I combine field, theoretical, and experimental approaches to the field of sediment transport, hydrodynamics, and computational hydro-sediment-acoustics and optics. Much of this work involves developing remote sensing platforms, instruments and numerical techniques to better understand the dynamics of modern aquatic sedimentary systems. This understanding is applied to developing systems for monitoring river and coastal water and sediment, in order to address problems in river and coastal engineering and management, including hazards (floods, storms, tsunami, and landslides), river and sedimentation engineering, dam and reservoir management, water resources and wastewater management, treatment of contaminated sediments, engineering problems in ports and harbors, river restoration, beach nourishment, dredging activities, and renewable hydro-power projects.
My major research contributions to date include: 1) developing theoretical models for describing turbulent resuspension of sand by waves and entrainment of gravels into transport by currents, 2) developing acoustical techniques for measuring bed sediment distribution from a moving boat, 3) collecting and describing the first measurements of sediment resuspension and bed sediment changes during the passage of a tsunami, and 4) helping construct the first closed sand budget for the Colorado River in Grand Canyon.
I develop instrumentation, computational and analytical tools which allow measurements of sediment at unprecedented scales and resolutions. In the coming years, methods for measuring the reflectance and scattering of sound (and light) to remotely characterize terrestrial and underwater surfaces and infer sediment properties will continue to mature. I have pioneered the field of acoustic bed-sediment characterization as applied to the management of large regulated rivers in the United States, including the Green and Yampa Rivers in Dinosaur National Monument, CO, the Green and Colorado Rivers in Canyon National Park, UT, and the Colorado River in Grand Canyon, AZ. This work is being applied to sandbar and native fish restoration efforts, as well as understand the controls on sediment transport and export from critical reaches of river.
Computational & Geospatial Tools for Geomorphic Research
I develop open-source software for the wider aquatic geomorphology/sedimentology/ecology community, for applications such as grain size analysis (www.digitalgrainsize.org), sonar imaging of benthic habitats (http://dbuscombe-usgs.github.io/PyHum/) and analysis of massive topographic point clouds (http://dbuscombe-usgs.github.io/pysesa/). I apply modern geospatial science techniques (e.g., sonar, SAR, LiDAR, Structure from Motion and other photogrammetry, remote sensing, and advanced image processing) and Big Data analytics (e.g. machine learning, data-driven hypothesis testing) typically involving the analysis of very large and diverse data sets. My continuing interest in the development of scalable, massively parallelized or distributed research tools in computational geosciences, especially open source software for roughness, grain size, and automated land and seascape feature extraction, will continue to be applied to the quantitative characterization of Earth surface environments. Recently, I have been involved with initiating large-scale monitoring of the California coast, principally from aerial platforms, developing techniques for topographic analysis of massive (order billion point) photogrammetric point clouds.

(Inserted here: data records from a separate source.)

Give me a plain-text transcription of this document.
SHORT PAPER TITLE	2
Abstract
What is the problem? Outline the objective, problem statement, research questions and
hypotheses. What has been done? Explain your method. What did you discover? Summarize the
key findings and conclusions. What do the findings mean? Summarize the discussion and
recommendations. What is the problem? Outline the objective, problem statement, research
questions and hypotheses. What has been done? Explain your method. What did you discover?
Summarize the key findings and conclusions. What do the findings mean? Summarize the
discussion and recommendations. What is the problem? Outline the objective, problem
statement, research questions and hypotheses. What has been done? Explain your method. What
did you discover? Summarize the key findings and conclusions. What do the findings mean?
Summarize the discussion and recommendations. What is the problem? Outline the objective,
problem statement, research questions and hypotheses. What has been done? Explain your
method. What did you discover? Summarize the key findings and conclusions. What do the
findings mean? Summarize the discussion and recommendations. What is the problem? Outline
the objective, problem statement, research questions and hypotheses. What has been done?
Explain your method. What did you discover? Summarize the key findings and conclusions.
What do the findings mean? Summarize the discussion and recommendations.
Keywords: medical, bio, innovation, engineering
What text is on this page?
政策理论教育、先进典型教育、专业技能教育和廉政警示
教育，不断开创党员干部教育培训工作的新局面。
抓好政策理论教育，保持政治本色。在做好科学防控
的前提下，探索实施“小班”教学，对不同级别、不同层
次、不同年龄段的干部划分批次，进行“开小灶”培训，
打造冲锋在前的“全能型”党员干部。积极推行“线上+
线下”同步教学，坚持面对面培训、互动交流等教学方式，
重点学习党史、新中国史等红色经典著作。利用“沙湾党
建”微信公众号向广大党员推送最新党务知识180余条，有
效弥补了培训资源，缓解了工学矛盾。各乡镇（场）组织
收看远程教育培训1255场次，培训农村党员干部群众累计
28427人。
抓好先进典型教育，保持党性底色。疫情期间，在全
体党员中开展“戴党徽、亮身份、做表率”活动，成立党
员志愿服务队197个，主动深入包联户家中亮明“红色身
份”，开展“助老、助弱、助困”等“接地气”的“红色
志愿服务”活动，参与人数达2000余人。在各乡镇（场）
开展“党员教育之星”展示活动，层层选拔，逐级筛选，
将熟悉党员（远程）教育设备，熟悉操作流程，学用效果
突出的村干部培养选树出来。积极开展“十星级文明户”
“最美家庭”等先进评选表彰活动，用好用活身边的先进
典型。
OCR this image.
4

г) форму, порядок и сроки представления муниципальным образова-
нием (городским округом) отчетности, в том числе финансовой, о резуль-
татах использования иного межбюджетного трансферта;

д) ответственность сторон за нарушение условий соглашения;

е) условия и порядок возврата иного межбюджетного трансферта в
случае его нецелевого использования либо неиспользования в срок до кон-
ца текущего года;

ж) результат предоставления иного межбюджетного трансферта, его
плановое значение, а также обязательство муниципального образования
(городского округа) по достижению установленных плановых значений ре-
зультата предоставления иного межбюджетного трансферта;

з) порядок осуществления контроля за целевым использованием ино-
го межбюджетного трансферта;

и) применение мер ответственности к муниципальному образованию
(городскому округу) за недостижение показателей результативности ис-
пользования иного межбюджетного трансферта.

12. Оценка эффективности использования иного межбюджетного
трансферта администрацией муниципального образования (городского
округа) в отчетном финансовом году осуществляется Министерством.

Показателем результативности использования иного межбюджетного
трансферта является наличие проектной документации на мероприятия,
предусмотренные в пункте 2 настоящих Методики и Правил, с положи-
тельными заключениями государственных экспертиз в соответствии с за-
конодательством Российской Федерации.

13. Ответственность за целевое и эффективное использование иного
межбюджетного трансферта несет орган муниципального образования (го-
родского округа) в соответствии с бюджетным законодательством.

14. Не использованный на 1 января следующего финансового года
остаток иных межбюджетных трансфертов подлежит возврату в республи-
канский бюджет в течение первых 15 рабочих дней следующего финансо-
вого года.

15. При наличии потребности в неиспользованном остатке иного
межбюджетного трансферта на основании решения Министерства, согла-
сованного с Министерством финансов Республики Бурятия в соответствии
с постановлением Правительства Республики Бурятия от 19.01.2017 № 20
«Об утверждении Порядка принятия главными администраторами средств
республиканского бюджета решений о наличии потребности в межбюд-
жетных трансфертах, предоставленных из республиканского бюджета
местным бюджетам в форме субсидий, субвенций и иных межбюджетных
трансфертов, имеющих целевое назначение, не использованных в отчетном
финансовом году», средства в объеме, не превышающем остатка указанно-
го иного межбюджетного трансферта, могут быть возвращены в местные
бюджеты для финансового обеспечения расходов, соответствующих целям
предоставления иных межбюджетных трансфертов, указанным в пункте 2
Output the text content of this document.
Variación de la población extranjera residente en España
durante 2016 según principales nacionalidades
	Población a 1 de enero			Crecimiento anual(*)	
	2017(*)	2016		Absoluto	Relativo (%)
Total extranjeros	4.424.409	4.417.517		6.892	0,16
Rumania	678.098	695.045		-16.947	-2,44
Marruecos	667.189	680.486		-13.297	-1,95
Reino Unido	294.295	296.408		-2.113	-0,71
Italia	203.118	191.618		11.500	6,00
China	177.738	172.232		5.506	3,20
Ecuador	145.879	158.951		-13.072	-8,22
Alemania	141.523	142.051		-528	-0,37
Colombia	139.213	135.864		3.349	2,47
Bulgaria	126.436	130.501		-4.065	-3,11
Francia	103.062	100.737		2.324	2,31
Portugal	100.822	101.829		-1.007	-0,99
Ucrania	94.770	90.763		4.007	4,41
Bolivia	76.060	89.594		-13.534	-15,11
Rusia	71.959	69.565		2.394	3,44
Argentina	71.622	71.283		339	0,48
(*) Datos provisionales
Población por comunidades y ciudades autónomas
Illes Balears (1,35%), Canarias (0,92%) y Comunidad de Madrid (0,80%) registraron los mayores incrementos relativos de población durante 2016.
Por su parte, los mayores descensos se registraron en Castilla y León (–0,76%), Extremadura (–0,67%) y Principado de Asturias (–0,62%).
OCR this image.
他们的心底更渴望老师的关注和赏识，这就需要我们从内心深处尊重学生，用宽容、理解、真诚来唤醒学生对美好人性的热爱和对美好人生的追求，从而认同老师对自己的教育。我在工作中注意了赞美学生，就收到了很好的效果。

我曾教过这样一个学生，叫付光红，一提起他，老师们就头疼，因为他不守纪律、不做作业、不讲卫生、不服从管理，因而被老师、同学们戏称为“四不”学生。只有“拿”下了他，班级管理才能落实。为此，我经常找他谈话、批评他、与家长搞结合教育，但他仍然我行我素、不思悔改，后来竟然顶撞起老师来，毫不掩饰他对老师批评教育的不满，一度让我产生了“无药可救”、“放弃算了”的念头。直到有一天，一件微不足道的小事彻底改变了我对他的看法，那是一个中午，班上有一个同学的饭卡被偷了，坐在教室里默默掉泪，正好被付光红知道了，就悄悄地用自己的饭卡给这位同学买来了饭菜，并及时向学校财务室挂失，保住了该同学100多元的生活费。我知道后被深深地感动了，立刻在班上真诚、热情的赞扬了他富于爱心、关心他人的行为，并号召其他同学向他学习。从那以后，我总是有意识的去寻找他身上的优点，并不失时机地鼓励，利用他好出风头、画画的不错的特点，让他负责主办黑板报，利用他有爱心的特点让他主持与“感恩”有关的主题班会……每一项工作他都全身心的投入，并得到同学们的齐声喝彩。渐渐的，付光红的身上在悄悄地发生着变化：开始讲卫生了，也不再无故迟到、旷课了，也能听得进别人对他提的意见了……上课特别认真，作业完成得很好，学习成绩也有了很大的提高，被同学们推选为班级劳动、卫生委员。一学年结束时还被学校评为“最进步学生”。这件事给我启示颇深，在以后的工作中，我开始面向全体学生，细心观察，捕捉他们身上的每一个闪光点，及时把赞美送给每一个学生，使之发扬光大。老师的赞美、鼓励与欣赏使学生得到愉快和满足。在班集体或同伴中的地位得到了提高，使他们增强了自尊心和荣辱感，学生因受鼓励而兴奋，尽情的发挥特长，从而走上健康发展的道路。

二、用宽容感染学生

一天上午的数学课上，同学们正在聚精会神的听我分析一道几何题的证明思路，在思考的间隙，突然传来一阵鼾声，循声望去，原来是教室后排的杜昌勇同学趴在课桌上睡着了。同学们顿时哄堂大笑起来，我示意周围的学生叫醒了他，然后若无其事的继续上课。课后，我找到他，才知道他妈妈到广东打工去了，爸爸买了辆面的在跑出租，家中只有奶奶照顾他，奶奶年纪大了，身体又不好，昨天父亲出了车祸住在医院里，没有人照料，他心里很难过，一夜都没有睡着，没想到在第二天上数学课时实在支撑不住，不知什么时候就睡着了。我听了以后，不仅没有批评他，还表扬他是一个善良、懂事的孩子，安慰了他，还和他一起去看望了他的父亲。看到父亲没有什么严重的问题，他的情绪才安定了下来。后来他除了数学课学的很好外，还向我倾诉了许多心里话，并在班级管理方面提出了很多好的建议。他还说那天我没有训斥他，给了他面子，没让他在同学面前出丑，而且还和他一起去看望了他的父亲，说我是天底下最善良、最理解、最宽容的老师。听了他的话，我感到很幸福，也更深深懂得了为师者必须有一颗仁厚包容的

Experimental Hydraulics, Hydrodynamics & Sediment Transport
For my doctoral thesis, I studied the mechanics of gravel transport under energetic water waves and gravel beach morphodynamics, which included working in the world's largest wave flume, investigating gravel barrier-lagoon dynamics at prototype scale. I continue to work on the complex inter-relations between fluid flows and sediment transport in coastal and fluvial environments. I have researched these processes by developing novel field-deployed optical and acoustic imaging systems designed for measuring aspects of flow or sediment at a very high rate, and computational algorithms for small-scale sediment hydroacoustics, in-situ particle and bed imaging, and flow-field/turbulence measurements. As part of this work, I have developed extensive experience with field data collection and laboratory experimentation, numerical methods and stochastic modeling techniques, as well as instrument design and fabrication.
'Hybrid' Modeling in Ecohydrology and Ecogeomorphology
Models of Earth surface processes should leverage all available data to build semi-empirical parameterizations of key processes, `beyond curve fitting', or calibration and constraint of tunable model parameters. This `hybrid' approach to modeling surface processes combines machine learning approaches with traditional, deterministic, physics-based models. Combining the strengths of inductive (data-driven) and deductive (physics-based) approaches in a single hybrid model has enormous potential in ecohydrology and ecogeomorphology where many of the key interactions do not follow laws of energy or mass conservation.